Detection of transparent objects is a very challenging problem both for 2D and 3D sensors and methods. Deep neural networks, especially convolutional neural networks help to solve the problem of transparent object detection from an image, at least to some extent. However, optical 3D sensors such as RGB-D cameras and LIDAR sensors are not able to detect transparent objects. This comes as a consequence of the fact that these sensors rely on some light reflection assumptions which are violated by transparent objects in the scene.
To overcome this problem, researchers joined forces to develop a machine learning algorithm to detect and provide accurate 3D models of transparent objects from RGB-D cameras. Researchers first collected a large-scale synthetic dataset that consists of more than 50 000 photo-realistic samples of transparent objects. The dataset contains several types of information regarding the depicted scene including synthetic depth, surface normals, segmentation masks, edges, depth, etc.

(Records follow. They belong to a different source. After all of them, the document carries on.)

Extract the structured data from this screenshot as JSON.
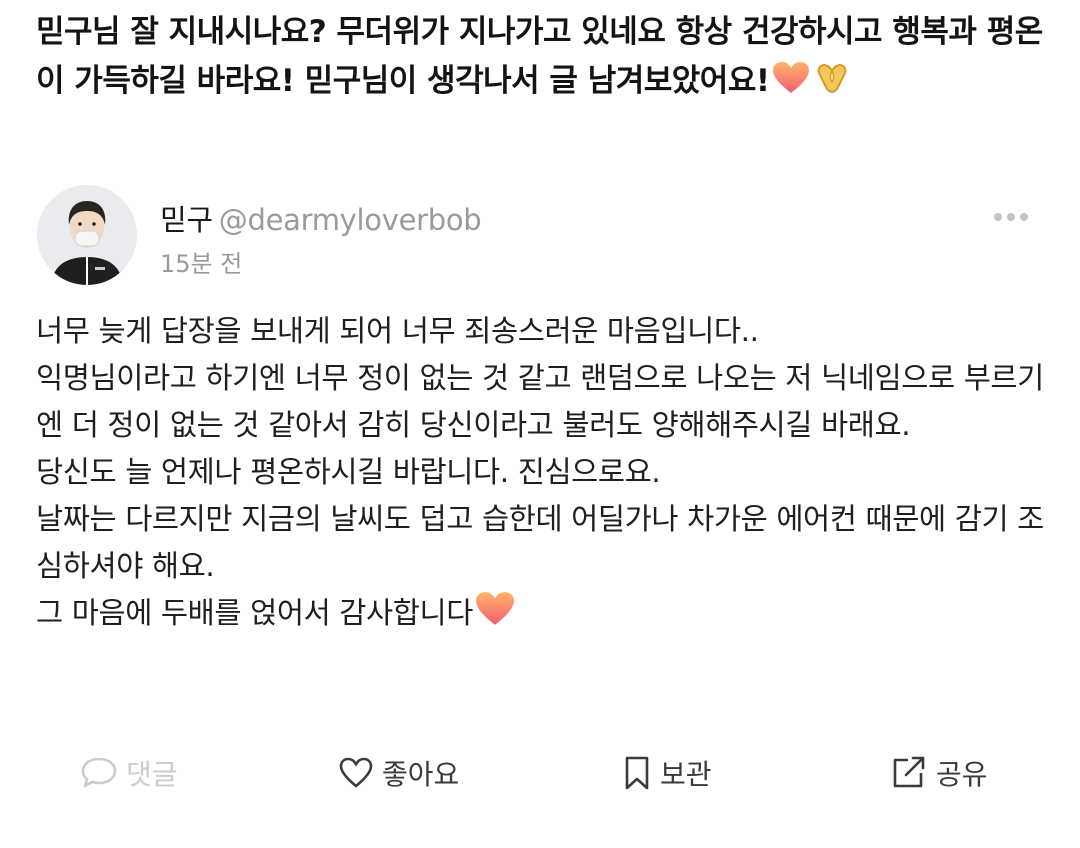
{
  "question": {
    "text": "믿구님 잘 지내시나요? 무더위가 지나가고 있네요 항상 건강하시고 행복과 평온이 가득하길 바라요! 믿구님이 생각나서 글 남겨보았어요!"
  },
  "author": {
    "name": "믿구",
    "handle": "@dearmyloverbob",
    "time": "15분 전"
  },
  "answer": {
    "paragraphs": [
      "너무 늦게 답장을 보내게 되어 너무 죄송스러운 마음입니다..",
      "익명님이라고 하기엔 너무 정이 없는 것 같고 랜덤으로 나오는 저 닉네임으로 부르기엔 더 정이 없는 것 같아서 감히 당신이라고 불러도 양해해주시길 바래요.",
      "당신도 늘 언제나 평온하시길 바랍니다. 진심으로요.",
      "날짜는 다르지만 지금의 날씨도 덥고 습한데 어딜가나 차가운 에어컨 때문에 감기 조심하셔야 해요.",
      "그 마음에 두배를 얹어서 감사합니다"
    ]
  },
  "actions": {
    "comment": "댓글",
    "like": "좋아요",
    "save": "보관",
    "share": "공유"
  },
  "colors": {
    "text": "#1a1a1a",
    "muted": "#9a9a9a",
    "disabled": "#cccccc",
    "heart": "#f07a45"
  }
}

Using the created dataset, researchers developed a method called ClearGrasp, that uses deep neural networks to solve the problem of accurately estimating the depth of transparent objects from RGB-D cameras. The architecture of the method involves three neural networks: surface normals estimator network, boundary detection network and transparent object segmentation network. These networks provide an output which is in the form of surface normals, edges, and transparent objects masks, respectively. These outputs are combined and passed into a global optimization step where the depth of transparent objects is estimated based on the depth and surface normals of the objects present in the scene.
All of the networks were trained on the newly created synthetic dataset. Researchers evaluated the method and the results showed that it is superior to existing alternative methods for depth estimation of transparent objects. They mention that the method generalizes well and can adapt well to real-world images, despite being trained using only synthetic data.